* Uncertainty over Sata policies undermines kwacha
* Has criticised Chinese, other foreign mining investments
* Kwacha at lowest against dollar since July 2010 (Updates currency level, adds background on central bank, euro bond)
By Ed Cropley
JOHANNESBURG, Sept 23 (Reuters) - Zambia’s kwacha slid to a 14-month low of 5,110 against the dollar on Friday after opposition leader Michael Sata, a fierce critic of foreign mining investment, especially from China, won a surprise election victory.
Traders said the currency of Africa’s biggest copper producer, which fell 2 percent early on Friday, was likely to remain on the back foot until Sata provided clarity on his economic policies.

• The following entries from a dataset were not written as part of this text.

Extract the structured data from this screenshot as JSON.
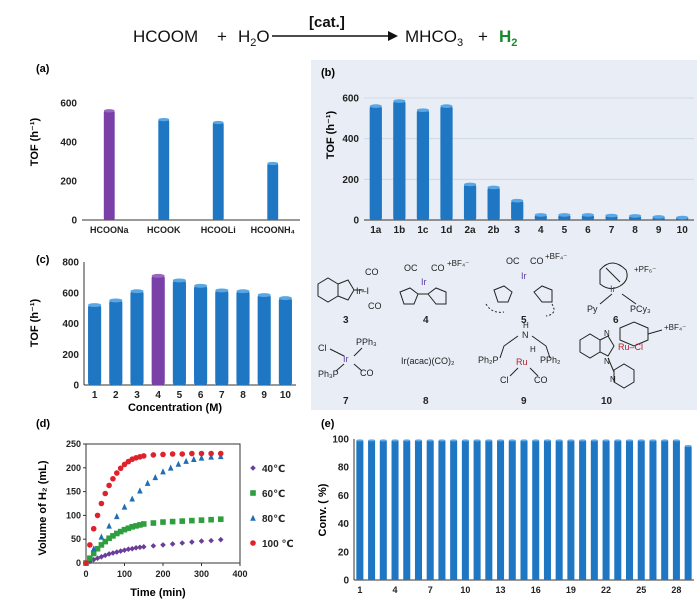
{
  "header": {
    "reactant1": "HCOOM",
    "plus1": "+",
    "reactant2": "H",
    "reactant2_sub": "2",
    "reactant2_tail": "O",
    "catalyst": "[cat.]",
    "product1": "MHCO",
    "product1_sub": "3",
    "plus2": "+",
    "product2": "H",
    "product2_sub": "2"
  },
  "colors": {
    "bar": "#1f77c4",
    "bar_dark": "#0d4f8b",
    "highlight": "#7b3fa8",
    "panel_b_bg": "#e9eef6",
    "h2_green": "#1a8a2e"
  },
  "chart_data": [
    {
      "panel": "(a)",
      "type": "bar",
      "title": "",
      "ylabel": "TOF (h⁻¹)",
      "ylim": [
        0,
        600
      ],
      "yticks": [
        0,
        200,
        400,
        600
      ],
      "categories": [
        "HCOONa",
        "HCOOK",
        "HCOOLi",
        "HCOONH₄"
      ],
      "values": [
        560,
        515,
        500,
        290
      ],
      "highlight_index": 0
    },
    {
      "panel": "(b)",
      "type": "bar",
      "ylabel": "TOF (h⁻¹)",
      "ylim": [
        0,
        600
      ],
      "yticks": [
        0,
        200,
        400,
        600
      ],
      "categories": [
        "1a",
        "1b",
        "1c",
        "1d",
        "2a",
        "2b",
        "3",
        "4",
        "5",
        "6",
        "7",
        "8",
        "9",
        "10"
      ],
      "values": [
        560,
        585,
        540,
        560,
        175,
        160,
        95,
        25,
        25,
        25,
        22,
        20,
        15,
        12
      ],
      "structure_labels": [
        "3",
        "4",
        "5",
        "6",
        "7",
        "8",
        "9",
        "10"
      ],
      "structure_text": {
        "s3": [
          "CO",
          "Ir–I",
          "CO"
        ],
        "s4": [
          "OC",
          "CO",
          "Ir",
          "+BF₄⁻"
        ],
        "s5": [
          "OC",
          "CO",
          "Ir",
          "+BF₄⁻"
        ],
        "s6": [
          "Ir",
          "+PF₆⁻",
          "Py",
          "PCy₃"
        ],
        "s7": [
          "Cl",
          "PPh₃",
          "Ir",
          "Ph₃P",
          "CO"
        ],
        "s8": [
          "Ir(acac)(CO)₂"
        ],
        "s9": [
          "H",
          "N",
          "Ph₂P",
          "Ru",
          "PPh₂",
          "H",
          "Cl",
          "CO"
        ],
        "s10": [
          "+BF₄⁻",
          "N",
          "Ru–Cl",
          "N",
          "N"
        ]
      }
    },
    {
      "panel": "(c)",
      "type": "bar",
      "ylabel": "TOF (h⁻¹)",
      "xlabel": "Concentration (M)",
      "ylim": [
        0,
        800
      ],
      "yticks": [
        0,
        200,
        400,
        600,
        800
      ],
      "categories": [
        "1",
        "2",
        "3",
        "4",
        "5",
        "6",
        "7",
        "8",
        "9",
        "10"
      ],
      "values": [
        520,
        550,
        610,
        710,
        680,
        645,
        615,
        610,
        585,
        565
      ],
      "highlight_index": 3
    },
    {
      "panel": "(d)",
      "type": "scatter",
      "xlabel": "Time (min)",
      "ylabel": "Volume of H₂ (mL)",
      "xlim": [
        0,
        400
      ],
      "ylim": [
        0,
        250
      ],
      "xticks": [
        0,
        100,
        200,
        300,
        400
      ],
      "yticks": [
        0,
        50,
        100,
        150,
        200,
        250
      ],
      "series": [
        {
          "name": "40℃",
          "marker": "diamond",
          "color": "#6a3d9a",
          "x": [
            0,
            10,
            20,
            30,
            40,
            50,
            60,
            70,
            80,
            90,
            100,
            110,
            120,
            130,
            140,
            150,
            175,
            200,
            225,
            250,
            275,
            300,
            325,
            350
          ],
          "y": [
            0,
            3,
            7,
            10,
            13,
            16,
            19,
            21,
            23,
            25,
            27,
            29,
            30,
            32,
            33,
            34,
            36,
            38,
            40,
            42,
            44,
            46,
            47,
            49
          ]
        },
        {
          "name": "60℃",
          "marker": "square",
          "color": "#2e9e3e",
          "x": [
            0,
            10,
            20,
            30,
            40,
            50,
            60,
            70,
            80,
            90,
            100,
            110,
            120,
            130,
            140,
            150,
            175,
            200,
            225,
            250,
            275,
            300,
            325,
            350
          ],
          "y": [
            0,
            10,
            20,
            30,
            38,
            45,
            52,
            57,
            62,
            66,
            70,
            73,
            76,
            78,
            80,
            82,
            84,
            86,
            87,
            88,
            89,
            90,
            91,
            92
          ]
        },
        {
          "name": "80℃",
          "marker": "triangle",
          "color": "#1f6db5",
          "x": [
            0,
            20,
            40,
            60,
            80,
            100,
            120,
            140,
            160,
            180,
            200,
            220,
            240,
            260,
            280,
            300,
            325,
            350
          ],
          "y": [
            0,
            30,
            55,
            78,
            98,
            118,
            135,
            152,
            168,
            180,
            192,
            200,
            208,
            214,
            218,
            221,
            223,
            224
          ]
        },
        {
          "name": "100 ℃",
          "marker": "circle",
          "color": "#e0202a",
          "x": [
            0,
            10,
            20,
            30,
            40,
            50,
            60,
            70,
            80,
            90,
            100,
            110,
            120,
            130,
            140,
            150,
            175,
            200,
            225,
            250,
            275,
            300,
            325,
            350
          ],
          "y": [
            0,
            38,
            72,
            100,
            125,
            146,
            163,
            177,
            189,
            199,
            207,
            213,
            218,
            221,
            223,
            225,
            227,
            228,
            229,
            229,
            230,
            230,
            230,
            230
          ]
        }
      ]
    },
    {
      "panel": "(e)",
      "type": "bar",
      "ylabel": "Conv. ( %)",
      "ylim": [
        0,
        100
      ],
      "yticks": [
        0,
        20,
        40,
        60,
        80,
        100
      ],
      "categories": [
        "1",
        "2",
        "3",
        "4",
        "5",
        "6",
        "7",
        "8",
        "9",
        "10",
        "11",
        "12",
        "13",
        "14",
        "15",
        "16",
        "17",
        "18",
        "19",
        "20",
        "21",
        "22",
        "23",
        "24",
        "25",
        "26",
        "27",
        "28",
        "29"
      ],
      "tick_labels": [
        "1",
        "4",
        "7",
        "10",
        "13",
        "16",
        "19",
        "22",
        "25",
        "28"
      ],
      "values": [
        99,
        99,
        99,
        99,
        99,
        99,
        99,
        99,
        99,
        99,
        99,
        99,
        99,
        99,
        99,
        99,
        99,
        99,
        99,
        99,
        99,
        99,
        99,
        99,
        99,
        99,
        99,
        99,
        95
      ]
    }
  ]
}
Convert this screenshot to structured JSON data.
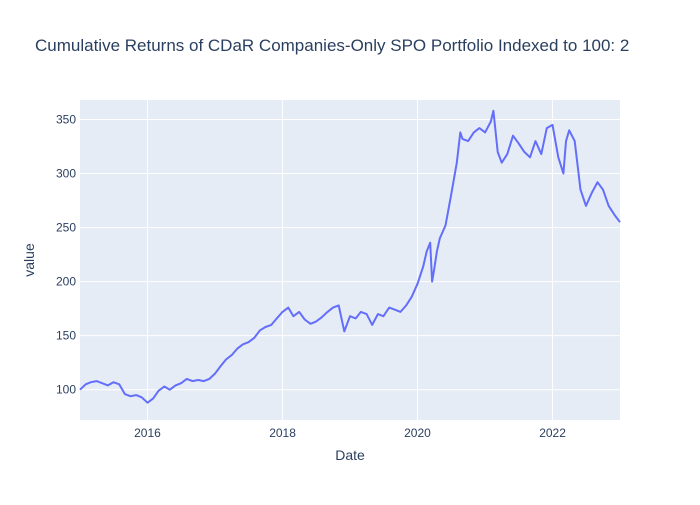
{
  "chart_data": {
    "type": "line",
    "title": "Cumulative Returns of CDaR Companies-Only SPO Portfolio Indexed to 100: 2",
    "xlabel": "Date",
    "ylabel": "value",
    "xlim": [
      "2015-01-01",
      "2023-01-01"
    ],
    "ylim": [
      72,
      368
    ],
    "x_ticks": [
      "2016",
      "2018",
      "2020",
      "2022"
    ],
    "y_ticks": [
      100,
      150,
      200,
      250,
      300,
      350
    ],
    "grid": true,
    "legend": "none",
    "colors": {
      "line": "#636efa",
      "plot_bg": "#e5ecf6",
      "grid": "#ffffff",
      "text": "#2a3f5f"
    },
    "series": [
      {
        "x": [
          "2015-01-01",
          "2015-02-01",
          "2015-03-01",
          "2015-04-01",
          "2015-05-01",
          "2015-06-01",
          "2015-07-01",
          "2015-08-01",
          "2015-09-01",
          "2015-10-01",
          "2015-11-01",
          "2015-12-01",
          "2016-01-01",
          "2016-02-01",
          "2016-03-01",
          "2016-04-01",
          "2016-05-01",
          "2016-06-01",
          "2016-07-01",
          "2016-08-01",
          "2016-09-01",
          "2016-10-01",
          "2016-11-01",
          "2016-12-01",
          "2017-01-01",
          "2017-02-01",
          "2017-03-01",
          "2017-04-01",
          "2017-05-01",
          "2017-06-01",
          "2017-07-01",
          "2017-08-01",
          "2017-09-01",
          "2017-10-01",
          "2017-11-01",
          "2017-12-01",
          "2018-01-01",
          "2018-02-01",
          "2018-03-01",
          "2018-04-01",
          "2018-05-01",
          "2018-06-01",
          "2018-07-01",
          "2018-08-01",
          "2018-09-01",
          "2018-10-01",
          "2018-11-01",
          "2018-12-01",
          "2019-01-01",
          "2019-02-01",
          "2019-03-01",
          "2019-04-01",
          "2019-05-01",
          "2019-06-01",
          "2019-07-01",
          "2019-08-01",
          "2019-09-01",
          "2019-10-01",
          "2019-11-01",
          "2019-12-01",
          "2020-01-01",
          "2020-02-01",
          "2020-02-20",
          "2020-03-10",
          "2020-03-20",
          "2020-04-01",
          "2020-04-15",
          "2020-05-01",
          "2020-06-01",
          "2020-07-01",
          "2020-08-01",
          "2020-08-20",
          "2020-09-01",
          "2020-10-01",
          "2020-11-01",
          "2020-12-01",
          "2021-01-01",
          "2021-02-01",
          "2021-02-15",
          "2021-03-10",
          "2021-04-01",
          "2021-05-01",
          "2021-06-01",
          "2021-07-01",
          "2021-08-01",
          "2021-09-01",
          "2021-10-01",
          "2021-11-01",
          "2021-12-01",
          "2022-01-01",
          "2022-02-01",
          "2022-03-01",
          "2022-03-15",
          "2022-04-01",
          "2022-05-01",
          "2022-06-01",
          "2022-07-01",
          "2022-08-01",
          "2022-09-01",
          "2022-10-01",
          "2022-11-01",
          "2022-12-01",
          "2023-01-01"
        ],
        "y": [
          100,
          105,
          107,
          108,
          106,
          104,
          107,
          105,
          96,
          94,
          95,
          93,
          88,
          92,
          99,
          103,
          100,
          104,
          106,
          110,
          108,
          109,
          108,
          110,
          115,
          122,
          128,
          132,
          138,
          142,
          144,
          148,
          155,
          158,
          160,
          166,
          172,
          176,
          168,
          172,
          165,
          161,
          163,
          167,
          172,
          176,
          178,
          154,
          168,
          166,
          172,
          170,
          160,
          170,
          168,
          176,
          174,
          172,
          178,
          186,
          198,
          214,
          228,
          236,
          200,
          212,
          228,
          240,
          252,
          280,
          310,
          338,
          332,
          330,
          338,
          342,
          338,
          348,
          358,
          320,
          310,
          318,
          335,
          328,
          320,
          315,
          330,
          318,
          342,
          345,
          315,
          300,
          330,
          340,
          330,
          285,
          270,
          282,
          292,
          285,
          270,
          262,
          255
        ]
      }
    ]
  }
}
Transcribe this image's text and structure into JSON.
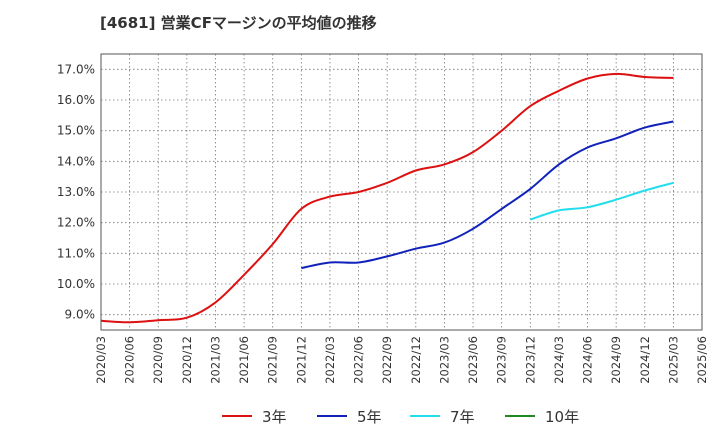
{
  "chart_data": {
    "type": "line",
    "title": "[4681]  営業CFマージンの平均値の推移",
    "xlabel": "",
    "ylabel": "",
    "x_ticks": [
      "2020/03",
      "2020/06",
      "2020/09",
      "2020/12",
      "2021/03",
      "2021/06",
      "2021/09",
      "2021/12",
      "2022/03",
      "2022/06",
      "2022/09",
      "2022/12",
      "2023/03",
      "2023/06",
      "2023/09",
      "2023/12",
      "2024/03",
      "2024/06",
      "2024/09",
      "2024/12",
      "2025/03",
      "2025/06"
    ],
    "y_ticks": [
      "9.0%",
      "10.0%",
      "11.0%",
      "12.0%",
      "13.0%",
      "14.0%",
      "15.0%",
      "16.0%",
      "17.0%"
    ],
    "ylim": [
      8.5,
      17.5
    ],
    "grid": true,
    "legend_position": "bottom",
    "series": [
      {
        "name": "3年",
        "color": "#dd1111",
        "x": [
          "2020/03",
          "2020/06",
          "2020/09",
          "2020/12",
          "2021/03",
          "2021/06",
          "2021/09",
          "2021/12",
          "2022/03",
          "2022/06",
          "2022/09",
          "2022/12",
          "2023/03",
          "2023/06",
          "2023/09",
          "2023/12",
          "2024/03",
          "2024/06",
          "2024/09",
          "2024/12",
          "2025/03"
        ],
        "values": [
          8.8,
          8.75,
          8.82,
          8.9,
          9.4,
          10.3,
          11.3,
          12.45,
          12.85,
          13.0,
          13.3,
          13.7,
          13.9,
          14.3,
          15.0,
          15.8,
          16.3,
          16.7,
          16.85,
          16.75,
          16.72
        ]
      },
      {
        "name": "5年",
        "color": "#1122bb",
        "x": [
          "2021/12",
          "2022/03",
          "2022/06",
          "2022/09",
          "2022/12",
          "2023/03",
          "2023/06",
          "2023/09",
          "2023/12",
          "2024/03",
          "2024/06",
          "2024/09",
          "2024/12",
          "2025/03"
        ],
        "values": [
          10.52,
          10.7,
          10.7,
          10.9,
          11.15,
          11.35,
          11.8,
          12.45,
          13.1,
          13.9,
          14.45,
          14.75,
          15.1,
          15.3
        ]
      },
      {
        "name": "7年",
        "color": "#22ddee",
        "x": [
          "2023/12",
          "2024/03",
          "2024/06",
          "2024/09",
          "2024/12",
          "2025/03"
        ],
        "values": [
          12.1,
          12.4,
          12.5,
          12.75,
          13.05,
          13.3
        ]
      },
      {
        "name": "10年",
        "color": "#228822",
        "x": [],
        "values": []
      }
    ]
  }
}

He told Reuters last week he would maintain strong commercial and diplomatic ties with China and would not introduce a minerals windfall tax. He also implied he might impose some form of capital controls to keep dollars in the country.
“Right now there’s a bit of uncertainty about what changes in policy we’re going to see with Sata,” said Coura Fall, an Africa analyst at Citi in Johannesburg.
“The kwacha will continue to be vulnerable, at least until there’s clarity about what’s going to happen. Everybody is trying to see what Sata is really about.”
Other factors weighing on the kwacha are a 17 percent decline in the last three weeks in the price of copper, which accounts for 80 percent of Zambia’s export revenue, and a broad flight from risky emerging and frontier market assets due to mounting concerns about global economic prospects.
Sata is due to be sworn in on Friday, only hours after the declaration of his election victory over incumbent Rupiah Banda, whose Movement for Multi-party Democracy had run the southern African country since the end of one-party rule in 1991.
Zambia’s central bank has tended to intervene to support the currency whenever it has neared 5,000, and traders said it was active in the week before the election, selling dollars to push the unit to a month high of 4,770 on Sept. 20.
Before the election, Banda’s administration had been planning to launch a debut $500 million Eurobond to cash in on appetite among foreign investors for high-yielding frontier African debt.
Proceeds of the bond had been earmarked for upgrades to the former British colony’s dilapidated infrastructure. It is not known what plans, if any, Sata has for the bond issue.